The latest documentation for Zuul v3 is published at: https://zuul-ci.org/docs/zuul/
If you are looking for the Edge routing service named Zuul that is related to Netflix, it can be found here: https://github.com/Netflix/zuul
If you are looking for the Javascript testing tool named Zuul, it can be found here: https://github.com/defunctzombie/zuul
Getting Help
There are two Zuul-related mailing lists:
- zuul-announce
-
A low-traffic announcement-only list to which every Zuul operator or power-user should subscribe.
- zuul-discuss
-
General discussion about Zuul, including questions about how to use it, and future development.
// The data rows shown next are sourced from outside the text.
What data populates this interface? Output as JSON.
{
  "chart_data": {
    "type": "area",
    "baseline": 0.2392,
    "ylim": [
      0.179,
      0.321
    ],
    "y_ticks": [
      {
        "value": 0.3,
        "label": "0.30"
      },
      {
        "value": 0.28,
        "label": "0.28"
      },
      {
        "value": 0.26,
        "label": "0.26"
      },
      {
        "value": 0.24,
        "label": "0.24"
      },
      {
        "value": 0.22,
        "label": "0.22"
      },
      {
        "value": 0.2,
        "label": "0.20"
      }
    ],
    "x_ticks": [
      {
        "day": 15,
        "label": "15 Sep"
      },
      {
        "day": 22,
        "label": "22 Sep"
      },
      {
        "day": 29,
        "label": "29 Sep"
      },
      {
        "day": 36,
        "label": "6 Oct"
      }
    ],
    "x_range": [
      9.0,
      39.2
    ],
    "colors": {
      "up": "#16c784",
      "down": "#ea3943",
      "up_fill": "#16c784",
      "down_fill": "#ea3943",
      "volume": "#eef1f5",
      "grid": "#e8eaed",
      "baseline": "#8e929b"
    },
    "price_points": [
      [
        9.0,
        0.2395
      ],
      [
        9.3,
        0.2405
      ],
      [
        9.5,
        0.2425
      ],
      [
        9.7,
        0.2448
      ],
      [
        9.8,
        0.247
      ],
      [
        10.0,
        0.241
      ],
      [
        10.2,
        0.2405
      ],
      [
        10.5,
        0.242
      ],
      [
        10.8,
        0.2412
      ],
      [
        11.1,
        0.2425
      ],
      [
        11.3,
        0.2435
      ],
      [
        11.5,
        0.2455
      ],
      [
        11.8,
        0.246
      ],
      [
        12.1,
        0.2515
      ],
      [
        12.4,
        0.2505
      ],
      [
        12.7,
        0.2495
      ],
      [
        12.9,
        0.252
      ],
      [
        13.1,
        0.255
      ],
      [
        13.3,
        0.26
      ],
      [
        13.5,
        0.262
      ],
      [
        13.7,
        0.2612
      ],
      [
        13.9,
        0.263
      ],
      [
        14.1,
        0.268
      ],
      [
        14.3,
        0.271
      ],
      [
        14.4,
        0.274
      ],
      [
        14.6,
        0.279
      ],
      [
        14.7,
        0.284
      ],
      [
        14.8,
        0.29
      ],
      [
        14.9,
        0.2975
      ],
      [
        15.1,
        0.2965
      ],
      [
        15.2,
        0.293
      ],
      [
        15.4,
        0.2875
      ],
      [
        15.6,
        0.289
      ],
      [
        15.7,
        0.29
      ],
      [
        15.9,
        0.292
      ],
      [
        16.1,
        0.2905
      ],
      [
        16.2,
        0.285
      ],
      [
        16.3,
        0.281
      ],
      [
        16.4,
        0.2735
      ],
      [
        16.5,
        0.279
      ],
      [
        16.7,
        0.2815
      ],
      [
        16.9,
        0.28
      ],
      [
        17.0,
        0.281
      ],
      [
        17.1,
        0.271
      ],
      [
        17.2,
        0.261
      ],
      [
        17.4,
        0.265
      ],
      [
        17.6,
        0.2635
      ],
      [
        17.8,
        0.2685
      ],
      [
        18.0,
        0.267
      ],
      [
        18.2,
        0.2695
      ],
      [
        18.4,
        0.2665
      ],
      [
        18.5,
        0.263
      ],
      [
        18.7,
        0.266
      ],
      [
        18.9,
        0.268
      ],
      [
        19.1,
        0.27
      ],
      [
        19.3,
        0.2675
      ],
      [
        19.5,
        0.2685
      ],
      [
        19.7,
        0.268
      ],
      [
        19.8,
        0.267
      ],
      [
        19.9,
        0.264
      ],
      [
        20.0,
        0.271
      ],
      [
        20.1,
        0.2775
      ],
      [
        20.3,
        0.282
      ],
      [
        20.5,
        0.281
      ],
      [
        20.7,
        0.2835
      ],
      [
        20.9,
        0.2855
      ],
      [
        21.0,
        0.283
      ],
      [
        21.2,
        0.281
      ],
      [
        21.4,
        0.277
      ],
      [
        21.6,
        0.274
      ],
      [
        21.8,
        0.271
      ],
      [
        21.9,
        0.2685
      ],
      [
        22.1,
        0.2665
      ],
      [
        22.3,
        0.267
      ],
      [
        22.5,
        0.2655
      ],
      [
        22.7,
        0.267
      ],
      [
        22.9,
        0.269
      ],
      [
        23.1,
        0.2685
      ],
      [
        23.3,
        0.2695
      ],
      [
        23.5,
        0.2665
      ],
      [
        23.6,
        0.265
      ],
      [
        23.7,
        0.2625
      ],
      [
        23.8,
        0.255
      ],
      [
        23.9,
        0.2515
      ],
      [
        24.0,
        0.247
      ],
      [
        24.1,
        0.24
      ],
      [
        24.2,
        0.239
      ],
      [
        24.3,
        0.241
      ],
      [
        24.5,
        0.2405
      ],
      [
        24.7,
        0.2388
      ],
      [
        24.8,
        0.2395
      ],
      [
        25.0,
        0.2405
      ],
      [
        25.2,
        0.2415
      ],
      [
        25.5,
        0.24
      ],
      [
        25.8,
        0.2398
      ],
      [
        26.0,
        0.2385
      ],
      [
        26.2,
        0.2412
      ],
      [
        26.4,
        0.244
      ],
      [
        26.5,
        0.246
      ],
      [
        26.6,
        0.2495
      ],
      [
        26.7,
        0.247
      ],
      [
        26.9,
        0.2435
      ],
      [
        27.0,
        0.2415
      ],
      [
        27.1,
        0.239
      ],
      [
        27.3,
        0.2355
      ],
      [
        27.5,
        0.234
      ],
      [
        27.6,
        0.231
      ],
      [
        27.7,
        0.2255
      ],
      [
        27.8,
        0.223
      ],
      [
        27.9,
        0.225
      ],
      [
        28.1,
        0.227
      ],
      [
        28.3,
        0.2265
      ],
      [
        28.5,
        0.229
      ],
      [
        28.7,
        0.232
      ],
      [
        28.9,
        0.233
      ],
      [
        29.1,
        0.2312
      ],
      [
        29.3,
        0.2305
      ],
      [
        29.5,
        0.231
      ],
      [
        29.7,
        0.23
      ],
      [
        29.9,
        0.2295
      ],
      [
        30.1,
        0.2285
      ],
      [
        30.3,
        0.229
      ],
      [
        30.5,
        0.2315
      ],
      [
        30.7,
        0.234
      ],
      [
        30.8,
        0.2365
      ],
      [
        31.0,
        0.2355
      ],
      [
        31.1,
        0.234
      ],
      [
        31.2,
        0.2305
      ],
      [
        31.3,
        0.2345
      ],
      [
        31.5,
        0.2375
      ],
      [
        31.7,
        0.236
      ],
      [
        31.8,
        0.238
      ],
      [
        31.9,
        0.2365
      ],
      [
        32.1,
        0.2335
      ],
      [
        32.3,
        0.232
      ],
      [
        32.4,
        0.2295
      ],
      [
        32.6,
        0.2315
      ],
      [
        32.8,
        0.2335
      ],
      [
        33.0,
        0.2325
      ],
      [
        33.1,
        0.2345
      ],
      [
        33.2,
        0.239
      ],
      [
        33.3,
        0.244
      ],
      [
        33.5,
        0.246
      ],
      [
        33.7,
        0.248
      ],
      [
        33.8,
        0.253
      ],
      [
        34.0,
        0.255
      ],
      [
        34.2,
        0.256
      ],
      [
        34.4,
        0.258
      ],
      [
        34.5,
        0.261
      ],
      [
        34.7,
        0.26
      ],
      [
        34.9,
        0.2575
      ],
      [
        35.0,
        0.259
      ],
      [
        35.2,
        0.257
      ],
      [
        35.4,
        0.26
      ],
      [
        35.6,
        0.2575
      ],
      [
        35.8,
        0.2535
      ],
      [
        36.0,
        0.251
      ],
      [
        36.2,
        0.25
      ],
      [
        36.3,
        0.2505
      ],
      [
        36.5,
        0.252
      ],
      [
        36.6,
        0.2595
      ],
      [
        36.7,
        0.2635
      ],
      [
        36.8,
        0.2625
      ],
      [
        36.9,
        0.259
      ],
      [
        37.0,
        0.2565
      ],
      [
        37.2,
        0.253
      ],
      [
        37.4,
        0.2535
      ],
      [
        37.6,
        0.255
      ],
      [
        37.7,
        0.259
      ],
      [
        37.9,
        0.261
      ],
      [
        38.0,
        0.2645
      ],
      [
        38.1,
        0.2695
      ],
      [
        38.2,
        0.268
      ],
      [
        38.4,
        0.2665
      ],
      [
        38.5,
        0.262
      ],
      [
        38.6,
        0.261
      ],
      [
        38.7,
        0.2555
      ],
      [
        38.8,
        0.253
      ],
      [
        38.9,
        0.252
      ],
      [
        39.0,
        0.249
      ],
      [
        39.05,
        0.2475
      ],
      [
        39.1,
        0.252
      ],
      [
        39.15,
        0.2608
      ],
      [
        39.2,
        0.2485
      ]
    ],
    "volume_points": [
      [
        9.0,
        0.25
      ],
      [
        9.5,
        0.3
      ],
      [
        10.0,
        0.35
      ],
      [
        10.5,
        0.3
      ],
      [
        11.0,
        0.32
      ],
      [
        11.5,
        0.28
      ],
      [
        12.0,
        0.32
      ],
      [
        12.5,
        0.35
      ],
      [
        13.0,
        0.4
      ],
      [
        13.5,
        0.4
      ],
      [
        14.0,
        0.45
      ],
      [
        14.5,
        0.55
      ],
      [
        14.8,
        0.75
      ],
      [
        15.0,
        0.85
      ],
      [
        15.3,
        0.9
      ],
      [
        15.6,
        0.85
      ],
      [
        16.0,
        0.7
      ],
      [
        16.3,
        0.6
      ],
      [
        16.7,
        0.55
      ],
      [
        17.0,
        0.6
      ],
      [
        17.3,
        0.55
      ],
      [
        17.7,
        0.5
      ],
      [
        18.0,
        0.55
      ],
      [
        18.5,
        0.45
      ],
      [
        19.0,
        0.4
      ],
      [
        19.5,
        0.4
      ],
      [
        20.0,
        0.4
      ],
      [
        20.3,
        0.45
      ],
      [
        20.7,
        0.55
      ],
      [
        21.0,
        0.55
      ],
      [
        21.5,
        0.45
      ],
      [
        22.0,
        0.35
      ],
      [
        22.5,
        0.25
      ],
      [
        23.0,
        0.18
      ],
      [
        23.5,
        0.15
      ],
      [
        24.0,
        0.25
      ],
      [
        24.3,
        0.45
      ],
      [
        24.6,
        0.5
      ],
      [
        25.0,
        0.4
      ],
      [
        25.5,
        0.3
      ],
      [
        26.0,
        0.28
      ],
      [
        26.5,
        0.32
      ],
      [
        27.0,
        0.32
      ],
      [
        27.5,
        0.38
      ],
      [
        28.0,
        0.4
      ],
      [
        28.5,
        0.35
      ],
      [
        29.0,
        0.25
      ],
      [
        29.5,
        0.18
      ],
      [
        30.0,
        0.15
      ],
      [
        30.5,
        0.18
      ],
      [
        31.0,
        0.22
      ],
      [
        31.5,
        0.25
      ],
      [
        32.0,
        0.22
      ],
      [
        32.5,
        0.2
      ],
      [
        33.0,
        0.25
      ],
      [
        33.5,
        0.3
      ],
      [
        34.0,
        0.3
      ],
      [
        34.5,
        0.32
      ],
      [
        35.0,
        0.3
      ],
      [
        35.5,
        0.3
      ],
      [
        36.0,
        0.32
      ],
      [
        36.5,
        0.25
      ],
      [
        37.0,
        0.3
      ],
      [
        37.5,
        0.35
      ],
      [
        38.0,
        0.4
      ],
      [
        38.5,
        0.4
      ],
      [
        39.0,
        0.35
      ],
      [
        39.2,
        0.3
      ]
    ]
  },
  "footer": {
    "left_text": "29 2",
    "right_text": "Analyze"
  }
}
You will also find Zuul developers on Matrix <https://matrix.to/#/#zuul:opendev.org>.
Contributing
To browse the latest code, see: https://opendev.org/zuul/zuul To clone the latest code, use git clone https://opendev.org/zuul/zuul
Bugs are handled at: https://storyboard.openstack.org/#!/project/zuul/zuul
Suspected security vulnerabilities are most appreciated if first reported privately following any of the supported mechanisms described at https://zuul-ci.org/docs/zuul/user/vulnerabilities.html
Code reviews are handled by gerrit at https://review.opendev.org
After creating a Gerrit account, use git review to submit patches. Example:
# Do your commits
$ git review
# Enter your username if prompted
Join us on Matrix to discuss development or usage.
License
Zuul is free software. Most of Zuul is licensed under the Apache License, version 2.0. Some parts of Zuul are licensed under the General Public License, version 3.0. Please see the license headers at the tops of individual source files.
Python Version Support
Zuul requires Python 3. It does not support Python 2.
Since Zuul uses Ansible to drive CI jobs, Zuul can run tests anywhere Ansible can, including Python 2 environments.